On the morning of the baseline interview, participants provided fasting (12 hour) blood samples. These were collected in vacutainer tubes and centrifuged at 3000 × g for 10 min at 4 °C. Serum was separated, frozen and stored at −70°C until analyzed for carotenoids and tocopherols. Analyses of serum were conducted at the end of DPASS data collection, thus samples were stored for approximately 6 months to 3 years. Analyses were performed using high performance liquid chromatography (HPLC), as described by Yeum et al. (22, 23). After standard lipid extraction with chloroform: methanol (2:1) followed by hexane, samples were analyzed for carotenoids and tocopherols using a reverse phase HPLC system consisting of a 600S controller (Millipore, Milford, MA), Waters 616 pump, Waters 717 autosampler, Waters 996 photodiode array detector and C30 carotenoid column (3µm, 150×4.6mm, YMC, Wilmington, NC). Millenium32 was the operating system. The programmable photodiode array detector was set at 445 and 455 nm for carotenoids and 292 nm for tocopherols. Carotenoids and tocopherols were quantified by determining peak areas in the HPLC chromatograms, calibrated against known standards. These analyses were conducted at the Human Nutrition Research Center on Aging at Tufts University, Boston, MA. Samples were run against standard references from the National Institute of Standards and Technology for quality control; the intra assay coefficients of variation for most carotenoids and tocopherols were less than 5%. Serum cholesterol concentrations were determined according to methods described previously (24).

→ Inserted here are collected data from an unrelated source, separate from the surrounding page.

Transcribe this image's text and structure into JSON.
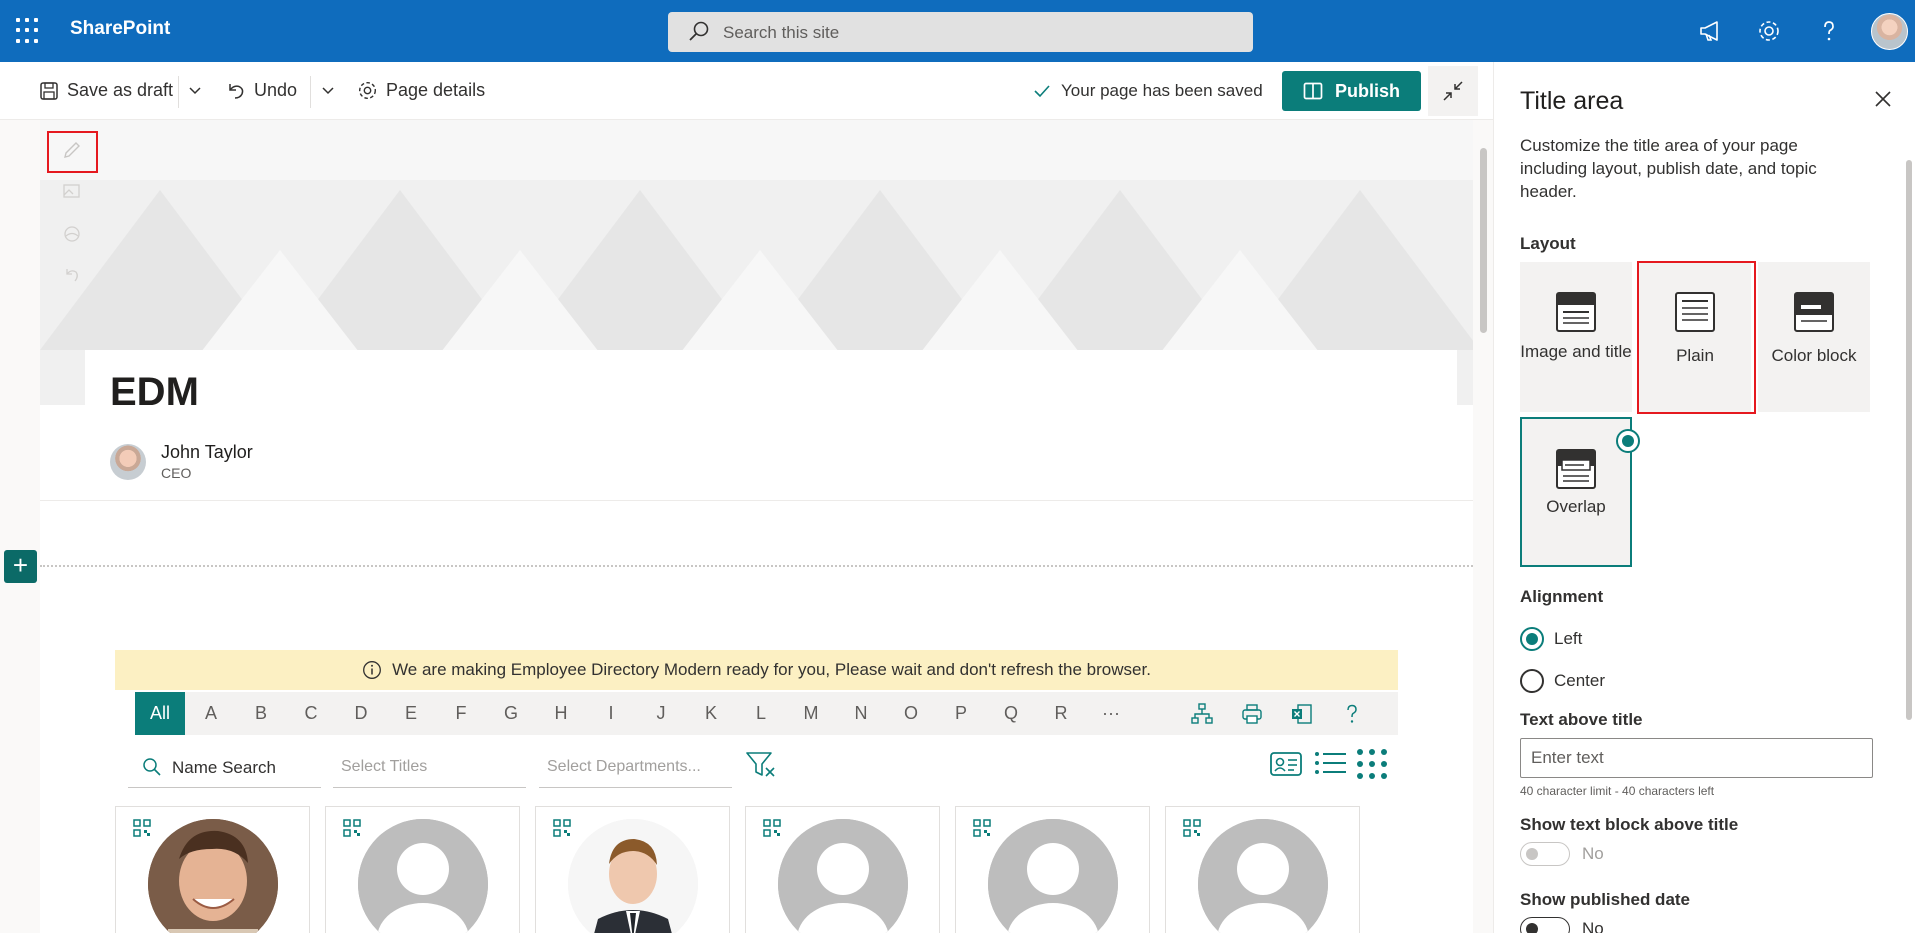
{
  "suite": {
    "brand": "SharePoint",
    "search_placeholder": "Search this site"
  },
  "commandbar": {
    "save_draft": "Save as draft",
    "undo": "Undo",
    "page_details": "Page details",
    "saved_status": "Your page has been saved",
    "publish": "Publish"
  },
  "page": {
    "title": "EDM",
    "author_name": "John Taylor",
    "author_role": "CEO"
  },
  "directory": {
    "notice": "We are making Employee Directory Modern ready for you, Please wait and don't refresh the browser.",
    "letters": [
      "All",
      "A",
      "B",
      "C",
      "D",
      "E",
      "F",
      "G",
      "H",
      "I",
      "J",
      "K",
      "L",
      "M",
      "N",
      "O",
      "P",
      "Q",
      "R",
      "···"
    ],
    "name_search": "Name Search",
    "titles_placeholder": "Select Titles",
    "departments_placeholder": "Select Departments..."
  },
  "panel": {
    "title": "Title area",
    "description": "Customize the title area of your page including layout, publish date, and topic header.",
    "layout_label": "Layout",
    "layouts": [
      "Image and title",
      "Plain",
      "Color block",
      "Overlap"
    ],
    "selected_layout": "Overlap",
    "alignment_label": "Alignment",
    "alignment_left": "Left",
    "alignment_center": "Center",
    "alignment_selected": "Left",
    "text_above_label": "Text above title",
    "text_above_placeholder": "Enter text",
    "text_above_hint": "40 character limit - 40 characters left",
    "show_text_block_label": "Show text block above title",
    "show_text_block_value": "No",
    "show_published_label": "Show published date",
    "show_published_value": "No"
  },
  "colors": {
    "suite_blue": "#0f6cbd",
    "accent_teal": "#0b7d7a",
    "highlight_red": "#e5191f",
    "notice_yellow": "#fcf0c3"
  }
}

Information on age, smoking status, physical activity and education level was collected by questionnaire at either the initial home interview or at the time of the participant’s clinic visit. Vitamin and/ mineral supplement use (Y/N) and use of Vitamin E supplement use of 400 International Units or higher (Y/N) was obtained from FFQ. Participant height and weight were measured in an exam gown with no shoes by trained technicians at the clinic visit. Anthropometric procedures were conducted at clinic visit as previously described (16). Body Mass Index (BMI) was calculated as weight/height2 (kg/m2).
DPASS participants without serum samples for antioxidant analysis (n=39), without an FFQ (n=1), with more than 10% of questions blank on the FFQ (n=3), or with energy intake estimates outside the plausible range (≤ 600 kcal or ≥ 4000 kcal, n=27) were excluded from these analyses. This resulted in a sample size of 429 participants. Prior to analysis, the 283 food items on the Delta NIRI FFQ were sorted into 33 food groups (Appendix A), based on similarity or difference in nutrient content and general usage. The percentage of energy contributed from each food group was calculated and used in the cluster analysis. This was done to avoid biased grouping due to variation in body size and energy requirement.

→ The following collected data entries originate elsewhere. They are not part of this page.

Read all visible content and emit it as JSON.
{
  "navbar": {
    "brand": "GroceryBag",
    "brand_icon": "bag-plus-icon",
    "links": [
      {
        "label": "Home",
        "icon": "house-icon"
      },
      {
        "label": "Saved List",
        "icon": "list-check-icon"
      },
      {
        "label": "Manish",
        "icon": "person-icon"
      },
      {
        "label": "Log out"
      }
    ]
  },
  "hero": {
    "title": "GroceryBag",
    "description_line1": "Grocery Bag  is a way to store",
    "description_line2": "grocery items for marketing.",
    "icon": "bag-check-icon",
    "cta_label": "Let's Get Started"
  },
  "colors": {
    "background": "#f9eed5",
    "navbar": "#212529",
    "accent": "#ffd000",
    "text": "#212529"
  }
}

Cluster analysis was performed using the FASTCLUS procedure in SAS (SAS version 9.01, 2002–2003, SAS Institute Inc., Cary, North Carolina). Cluster seeds were first assigned by the program at approximate locations. The Euclidean distance from each subject to each cluster center was calculated, and the subject was assigned to the nearest cluster center. The seeds were then replaced within the revised clusters, and the distance calculations and assignments were repeated in an iterative process until no further changes occurred. Individuals with energy contributions that were > 5 SD from the mean of any food group variable were removed from the clustering analysis, as has been done previously (8, 25). Applying these criteria, 56 outliers were identified and removed. A series of cluster analyses, with 3 to 8 clusters specified, was performed to identify the most meaningful set of patterns. The four cluster solution was selected as most interpretable.

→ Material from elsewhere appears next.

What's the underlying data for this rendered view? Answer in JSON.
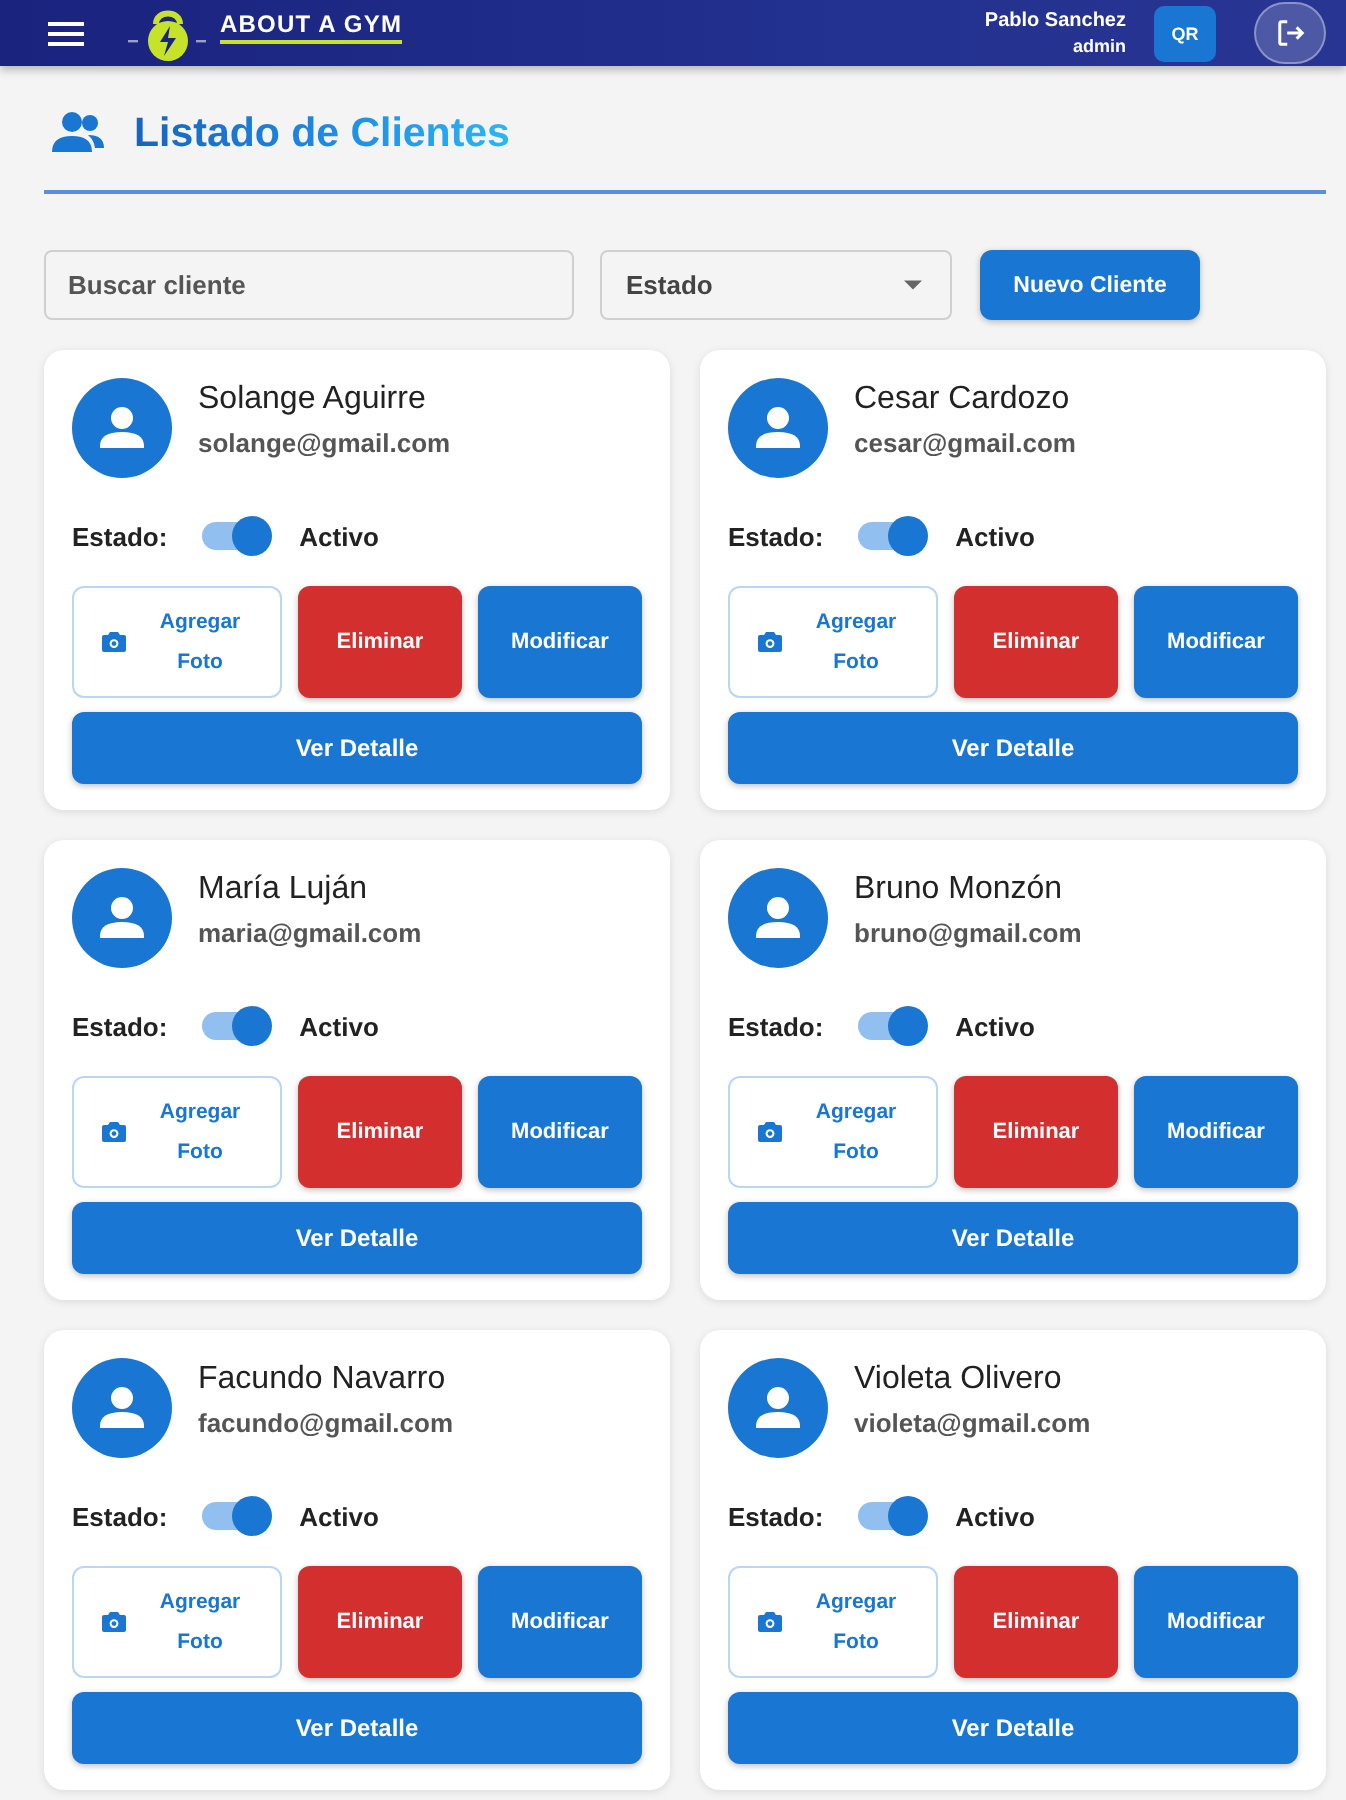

Serum measures of carotenoids and tocopherols were log transformed prior to analysis. Means and standard deviations for energy contributions for the 33 food groups were calculated by cluster. Nutrient intakes, socio-demographic and health characteristics were assessed across clusters using generalized linear models (with Tukey-Kramer’s adjustment for multiple comparisons) for continuous data and the χ2 test for variables expressed as proportions. For each of the clusters, means ± standard errors were calculated for serum alpha and beta carotene, lutein plus zeaxanthin, beta cryptoxanthin, lycopene, alpha, gamma and delta tocopherols after adjusting for several covariates. For analyses with gamma and delta tocopherol, we excluded 7 and 112 participants respectively, with serum concentrations below detectable levels. Alpha for all analyses was set at the 0.05 level.
More than 60% of the study participants were women. The average age was 61 y with a range from 35 to 80 y. Women had a slightly higher age adjusted BMI (31.9 vs. 29.6 kg/m2, P < 0.05) with a significantly higher percentage of women than men reporting taking dietary supplements (66% vs. 54%; P < 0.05). Four distinct dietary patterns emerged from the cluster analysis: 1) Fast food, Snacks, Soft drinks & Meat; 2) Cereal, Milk & Fruit; 3) Corn products & Bread; and 4) Fruit Juice (Table 1). These describe foods which contribute most uniquely to the cluster, using the criteria that intakes were significantly higher than for at least two of the three other clusters, and that mean intakes were at least 20% greater than any other cluster. For brevity and consistency with recently published studies, we will call these clusters 1) Fast food; 2) Prudent; 3) Southern and 4) Juice.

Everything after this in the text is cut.